Our presented case further contributes to this intriguing narrative, presenting both central and peripheral demyelinating features that meet the criteria for two distinct and, until now, unproven-to-be-related demyelinating disorders. The rarity of such co-existence is compounded by the atypical presentation in our patient, who developed late-onset CMT 1A symptoms without a family history and was diagnosed with MS without experiencing acute exacerbation. These unique aspects not only highlight the complexity of the possible interplay between genetic predispositions and autoimmune responses in neurological disorders, but also prompt a deeper investigation into the potential shared mechanisms underlying the co-existence of CMT subtypes and MS.

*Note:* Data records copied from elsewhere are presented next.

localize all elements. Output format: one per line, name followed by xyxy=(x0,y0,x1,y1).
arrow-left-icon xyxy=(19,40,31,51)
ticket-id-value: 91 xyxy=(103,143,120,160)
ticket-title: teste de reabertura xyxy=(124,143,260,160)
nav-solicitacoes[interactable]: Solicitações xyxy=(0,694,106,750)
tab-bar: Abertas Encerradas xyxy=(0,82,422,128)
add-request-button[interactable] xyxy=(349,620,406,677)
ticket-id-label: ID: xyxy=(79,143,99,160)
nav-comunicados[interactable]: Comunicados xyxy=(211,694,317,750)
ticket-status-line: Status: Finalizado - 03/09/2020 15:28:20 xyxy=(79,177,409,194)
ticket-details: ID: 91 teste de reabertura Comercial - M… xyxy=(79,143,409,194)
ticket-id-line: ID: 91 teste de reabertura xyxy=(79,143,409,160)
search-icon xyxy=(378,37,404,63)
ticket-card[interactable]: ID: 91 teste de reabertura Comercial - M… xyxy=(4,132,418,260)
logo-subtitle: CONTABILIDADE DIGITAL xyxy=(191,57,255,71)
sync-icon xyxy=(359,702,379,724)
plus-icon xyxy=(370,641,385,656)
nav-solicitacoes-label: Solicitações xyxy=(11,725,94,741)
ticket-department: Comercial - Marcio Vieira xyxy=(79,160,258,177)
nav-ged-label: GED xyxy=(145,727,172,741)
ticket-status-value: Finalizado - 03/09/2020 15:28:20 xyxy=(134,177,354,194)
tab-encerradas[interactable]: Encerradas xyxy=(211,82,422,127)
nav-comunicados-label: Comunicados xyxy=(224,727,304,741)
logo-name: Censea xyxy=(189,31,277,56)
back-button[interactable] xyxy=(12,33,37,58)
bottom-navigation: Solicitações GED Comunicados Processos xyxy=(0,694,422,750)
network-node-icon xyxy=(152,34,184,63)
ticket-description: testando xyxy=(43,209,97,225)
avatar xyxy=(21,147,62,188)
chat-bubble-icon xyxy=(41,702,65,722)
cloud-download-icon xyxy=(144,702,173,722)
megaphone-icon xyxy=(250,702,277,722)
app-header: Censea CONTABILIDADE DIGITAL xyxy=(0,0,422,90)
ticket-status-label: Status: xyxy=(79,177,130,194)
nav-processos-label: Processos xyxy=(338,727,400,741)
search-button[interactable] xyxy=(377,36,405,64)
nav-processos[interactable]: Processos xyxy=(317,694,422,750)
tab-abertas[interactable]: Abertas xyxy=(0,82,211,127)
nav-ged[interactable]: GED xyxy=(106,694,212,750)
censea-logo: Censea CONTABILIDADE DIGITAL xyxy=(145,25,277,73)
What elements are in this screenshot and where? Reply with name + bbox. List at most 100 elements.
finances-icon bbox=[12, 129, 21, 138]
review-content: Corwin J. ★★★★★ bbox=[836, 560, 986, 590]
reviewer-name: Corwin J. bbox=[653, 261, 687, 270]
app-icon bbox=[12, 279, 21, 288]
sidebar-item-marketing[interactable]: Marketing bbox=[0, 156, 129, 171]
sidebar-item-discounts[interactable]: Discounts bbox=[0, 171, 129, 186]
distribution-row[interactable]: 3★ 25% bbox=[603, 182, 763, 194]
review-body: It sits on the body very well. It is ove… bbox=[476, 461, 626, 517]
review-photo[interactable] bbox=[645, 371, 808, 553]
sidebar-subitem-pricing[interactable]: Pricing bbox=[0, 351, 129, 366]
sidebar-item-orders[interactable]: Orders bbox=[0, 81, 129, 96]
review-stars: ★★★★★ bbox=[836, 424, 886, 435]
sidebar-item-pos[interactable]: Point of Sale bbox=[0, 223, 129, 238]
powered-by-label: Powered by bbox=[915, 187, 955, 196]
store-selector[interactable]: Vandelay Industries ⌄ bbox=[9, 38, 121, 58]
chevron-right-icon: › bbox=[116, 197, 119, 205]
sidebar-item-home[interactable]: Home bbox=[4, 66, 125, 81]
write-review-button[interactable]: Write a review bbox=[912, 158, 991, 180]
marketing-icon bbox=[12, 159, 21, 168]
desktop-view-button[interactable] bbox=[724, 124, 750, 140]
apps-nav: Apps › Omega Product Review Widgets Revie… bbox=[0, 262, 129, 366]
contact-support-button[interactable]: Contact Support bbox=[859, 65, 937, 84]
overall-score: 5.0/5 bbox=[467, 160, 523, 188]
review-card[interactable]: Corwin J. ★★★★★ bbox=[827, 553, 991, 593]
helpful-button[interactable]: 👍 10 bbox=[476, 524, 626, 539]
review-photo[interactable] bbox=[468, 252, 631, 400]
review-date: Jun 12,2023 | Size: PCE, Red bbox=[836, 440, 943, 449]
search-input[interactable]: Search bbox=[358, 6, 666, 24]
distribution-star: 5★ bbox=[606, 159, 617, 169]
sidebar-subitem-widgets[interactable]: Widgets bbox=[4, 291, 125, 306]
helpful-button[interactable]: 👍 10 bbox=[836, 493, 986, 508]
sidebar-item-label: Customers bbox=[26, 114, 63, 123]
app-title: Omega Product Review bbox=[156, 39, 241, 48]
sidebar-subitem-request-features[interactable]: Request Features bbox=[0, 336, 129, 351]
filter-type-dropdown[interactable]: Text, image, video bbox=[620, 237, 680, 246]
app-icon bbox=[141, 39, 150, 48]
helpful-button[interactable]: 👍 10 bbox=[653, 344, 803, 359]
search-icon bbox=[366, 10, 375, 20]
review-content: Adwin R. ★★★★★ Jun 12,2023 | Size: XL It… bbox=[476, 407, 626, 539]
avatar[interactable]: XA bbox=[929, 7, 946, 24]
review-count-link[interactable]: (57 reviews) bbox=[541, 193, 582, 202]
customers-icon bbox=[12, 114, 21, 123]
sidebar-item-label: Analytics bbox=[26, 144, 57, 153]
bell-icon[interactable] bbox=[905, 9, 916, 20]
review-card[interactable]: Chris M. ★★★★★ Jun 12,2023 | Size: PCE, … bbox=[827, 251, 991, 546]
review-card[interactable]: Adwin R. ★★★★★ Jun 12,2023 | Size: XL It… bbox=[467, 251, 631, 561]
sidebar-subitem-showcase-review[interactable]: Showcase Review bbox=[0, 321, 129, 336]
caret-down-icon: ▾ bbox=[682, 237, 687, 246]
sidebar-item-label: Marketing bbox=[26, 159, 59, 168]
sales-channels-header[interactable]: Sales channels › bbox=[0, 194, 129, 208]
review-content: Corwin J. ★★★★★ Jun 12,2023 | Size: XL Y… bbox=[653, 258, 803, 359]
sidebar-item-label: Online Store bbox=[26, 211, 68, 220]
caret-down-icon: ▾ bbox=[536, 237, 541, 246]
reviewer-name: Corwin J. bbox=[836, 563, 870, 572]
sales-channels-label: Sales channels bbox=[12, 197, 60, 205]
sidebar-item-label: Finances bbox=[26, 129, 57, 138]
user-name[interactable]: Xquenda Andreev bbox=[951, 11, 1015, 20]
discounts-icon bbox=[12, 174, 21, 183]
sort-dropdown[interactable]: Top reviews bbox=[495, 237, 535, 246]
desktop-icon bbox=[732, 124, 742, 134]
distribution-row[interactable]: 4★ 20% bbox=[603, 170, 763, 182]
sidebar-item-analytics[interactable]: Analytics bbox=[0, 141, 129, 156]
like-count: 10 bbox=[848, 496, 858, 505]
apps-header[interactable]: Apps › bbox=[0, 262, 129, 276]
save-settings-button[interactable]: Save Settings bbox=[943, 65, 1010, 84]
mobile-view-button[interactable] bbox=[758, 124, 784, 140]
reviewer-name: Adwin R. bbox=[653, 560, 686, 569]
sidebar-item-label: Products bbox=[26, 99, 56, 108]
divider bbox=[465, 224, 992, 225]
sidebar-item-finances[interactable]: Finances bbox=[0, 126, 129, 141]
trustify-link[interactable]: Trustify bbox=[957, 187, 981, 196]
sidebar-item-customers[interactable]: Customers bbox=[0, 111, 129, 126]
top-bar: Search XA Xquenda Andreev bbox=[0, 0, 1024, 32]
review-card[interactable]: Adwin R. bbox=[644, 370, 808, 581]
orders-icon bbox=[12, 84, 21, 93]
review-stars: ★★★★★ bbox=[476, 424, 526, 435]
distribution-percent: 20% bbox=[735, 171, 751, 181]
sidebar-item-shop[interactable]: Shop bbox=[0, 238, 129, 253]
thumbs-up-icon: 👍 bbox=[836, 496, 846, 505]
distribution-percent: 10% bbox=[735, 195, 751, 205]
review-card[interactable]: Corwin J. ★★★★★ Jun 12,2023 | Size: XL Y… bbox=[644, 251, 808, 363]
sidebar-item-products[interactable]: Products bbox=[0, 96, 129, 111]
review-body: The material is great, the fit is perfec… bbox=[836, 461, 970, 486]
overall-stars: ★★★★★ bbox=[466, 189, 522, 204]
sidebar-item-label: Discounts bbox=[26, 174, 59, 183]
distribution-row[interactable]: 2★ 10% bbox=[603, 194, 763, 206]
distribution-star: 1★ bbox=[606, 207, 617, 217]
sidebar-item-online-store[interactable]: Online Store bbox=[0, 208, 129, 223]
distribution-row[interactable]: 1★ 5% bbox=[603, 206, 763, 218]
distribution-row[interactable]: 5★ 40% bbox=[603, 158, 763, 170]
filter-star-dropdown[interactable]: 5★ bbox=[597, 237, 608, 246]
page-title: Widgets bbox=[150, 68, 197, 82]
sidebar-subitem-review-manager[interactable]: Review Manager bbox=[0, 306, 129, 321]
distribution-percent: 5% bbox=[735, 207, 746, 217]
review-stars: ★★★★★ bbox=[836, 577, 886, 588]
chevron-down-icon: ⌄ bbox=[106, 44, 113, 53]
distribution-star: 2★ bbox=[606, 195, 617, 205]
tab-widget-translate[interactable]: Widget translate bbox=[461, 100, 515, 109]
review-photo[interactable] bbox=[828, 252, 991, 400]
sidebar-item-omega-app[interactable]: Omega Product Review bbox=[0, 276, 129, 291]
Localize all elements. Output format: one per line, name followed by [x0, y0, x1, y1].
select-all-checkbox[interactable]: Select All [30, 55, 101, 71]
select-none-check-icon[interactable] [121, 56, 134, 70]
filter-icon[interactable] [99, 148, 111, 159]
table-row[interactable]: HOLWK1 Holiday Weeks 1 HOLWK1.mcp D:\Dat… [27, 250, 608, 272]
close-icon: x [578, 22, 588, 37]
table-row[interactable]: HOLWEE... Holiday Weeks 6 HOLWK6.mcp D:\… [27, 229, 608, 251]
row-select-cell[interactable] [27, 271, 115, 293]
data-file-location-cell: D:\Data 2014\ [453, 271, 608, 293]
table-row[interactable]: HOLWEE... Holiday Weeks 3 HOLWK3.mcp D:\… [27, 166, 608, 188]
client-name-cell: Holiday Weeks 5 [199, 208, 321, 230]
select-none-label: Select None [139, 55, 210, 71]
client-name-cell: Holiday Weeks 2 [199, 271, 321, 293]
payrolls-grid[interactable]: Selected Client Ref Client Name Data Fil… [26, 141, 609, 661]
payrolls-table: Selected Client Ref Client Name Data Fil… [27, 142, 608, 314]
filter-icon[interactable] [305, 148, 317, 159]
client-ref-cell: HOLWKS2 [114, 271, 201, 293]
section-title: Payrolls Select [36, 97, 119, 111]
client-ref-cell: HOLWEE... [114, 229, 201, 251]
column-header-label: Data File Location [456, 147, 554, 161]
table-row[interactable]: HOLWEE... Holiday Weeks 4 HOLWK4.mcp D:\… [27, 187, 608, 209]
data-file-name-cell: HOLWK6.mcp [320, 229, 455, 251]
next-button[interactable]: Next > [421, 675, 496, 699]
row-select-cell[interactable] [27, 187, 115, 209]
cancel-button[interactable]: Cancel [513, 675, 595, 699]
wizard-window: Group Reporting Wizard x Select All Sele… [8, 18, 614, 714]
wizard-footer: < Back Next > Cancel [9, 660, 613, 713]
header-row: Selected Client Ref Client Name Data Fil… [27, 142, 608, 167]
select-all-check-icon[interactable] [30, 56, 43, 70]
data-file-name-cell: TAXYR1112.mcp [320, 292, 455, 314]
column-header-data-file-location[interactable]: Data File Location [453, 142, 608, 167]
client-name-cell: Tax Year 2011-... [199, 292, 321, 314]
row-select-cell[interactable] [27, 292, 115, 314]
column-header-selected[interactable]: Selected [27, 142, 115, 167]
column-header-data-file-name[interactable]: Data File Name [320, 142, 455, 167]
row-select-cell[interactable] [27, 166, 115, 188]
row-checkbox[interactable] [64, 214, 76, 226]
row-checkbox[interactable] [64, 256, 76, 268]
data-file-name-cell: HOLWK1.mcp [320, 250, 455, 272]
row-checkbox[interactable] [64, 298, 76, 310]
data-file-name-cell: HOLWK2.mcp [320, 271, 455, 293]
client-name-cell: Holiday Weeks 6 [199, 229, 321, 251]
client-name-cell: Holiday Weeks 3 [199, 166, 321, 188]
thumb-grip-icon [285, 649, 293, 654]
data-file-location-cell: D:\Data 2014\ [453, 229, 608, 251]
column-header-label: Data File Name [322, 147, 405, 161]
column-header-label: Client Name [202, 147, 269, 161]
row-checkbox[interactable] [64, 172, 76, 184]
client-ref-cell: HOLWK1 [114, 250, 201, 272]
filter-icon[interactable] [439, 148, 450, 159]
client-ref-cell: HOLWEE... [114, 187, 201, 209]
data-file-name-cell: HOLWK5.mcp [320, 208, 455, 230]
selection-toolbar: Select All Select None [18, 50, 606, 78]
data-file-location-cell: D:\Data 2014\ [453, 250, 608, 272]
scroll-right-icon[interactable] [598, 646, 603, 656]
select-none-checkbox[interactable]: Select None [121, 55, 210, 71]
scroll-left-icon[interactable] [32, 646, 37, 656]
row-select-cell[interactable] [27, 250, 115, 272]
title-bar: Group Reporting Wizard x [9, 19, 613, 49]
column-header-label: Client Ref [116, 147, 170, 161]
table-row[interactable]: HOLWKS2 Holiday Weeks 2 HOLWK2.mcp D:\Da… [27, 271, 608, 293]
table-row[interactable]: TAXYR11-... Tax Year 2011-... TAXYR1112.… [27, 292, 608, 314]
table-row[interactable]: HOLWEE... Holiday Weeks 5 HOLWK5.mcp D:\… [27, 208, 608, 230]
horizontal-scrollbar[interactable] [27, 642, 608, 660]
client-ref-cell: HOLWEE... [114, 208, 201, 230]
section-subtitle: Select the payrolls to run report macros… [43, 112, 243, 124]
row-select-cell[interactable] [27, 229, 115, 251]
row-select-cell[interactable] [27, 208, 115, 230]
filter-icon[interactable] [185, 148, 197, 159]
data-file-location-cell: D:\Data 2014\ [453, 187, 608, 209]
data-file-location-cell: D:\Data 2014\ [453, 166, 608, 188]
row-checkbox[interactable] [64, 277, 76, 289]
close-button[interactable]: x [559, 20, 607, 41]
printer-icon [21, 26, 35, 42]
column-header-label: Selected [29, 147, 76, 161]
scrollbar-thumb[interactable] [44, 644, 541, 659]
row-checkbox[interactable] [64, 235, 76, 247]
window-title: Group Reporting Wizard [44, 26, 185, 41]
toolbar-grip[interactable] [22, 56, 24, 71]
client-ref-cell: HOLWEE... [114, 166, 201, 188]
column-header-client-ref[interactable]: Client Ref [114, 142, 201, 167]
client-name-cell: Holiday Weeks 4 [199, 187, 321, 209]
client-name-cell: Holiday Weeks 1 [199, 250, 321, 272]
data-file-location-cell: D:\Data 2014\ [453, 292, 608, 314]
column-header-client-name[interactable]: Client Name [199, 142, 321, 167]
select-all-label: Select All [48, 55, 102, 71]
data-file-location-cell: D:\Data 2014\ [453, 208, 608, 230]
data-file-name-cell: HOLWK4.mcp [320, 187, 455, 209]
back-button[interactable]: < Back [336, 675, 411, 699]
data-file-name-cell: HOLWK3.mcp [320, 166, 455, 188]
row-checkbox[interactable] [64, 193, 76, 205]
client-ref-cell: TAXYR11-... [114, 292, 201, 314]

Future research should focus on elucidating these mechanisms through several avenues. Genetic studies could explore shared mutations or variants in genes such as PMP22 and BGJ1 to determine whether certain mutations predispose individuals to both conditions. Immunological investigations could shed light on shared inflammatory or autoimmune pathways, particularly those involving self-tolerance disruption in the presence of overlapping myelin proteins. Additionally, longitudinal cohort studies could assess whether individuals with inherited demyelinating conditions are at increased risk for developing central demyelination over time.

Understanding these shared mechanisms has the potential to enhance diagnostic precision, enable earlier identification of at-risk individuals, and pave the way for targeted therapies. These efforts could ultimately transform our approach to managing the broader spectrum of demyelinating disorders.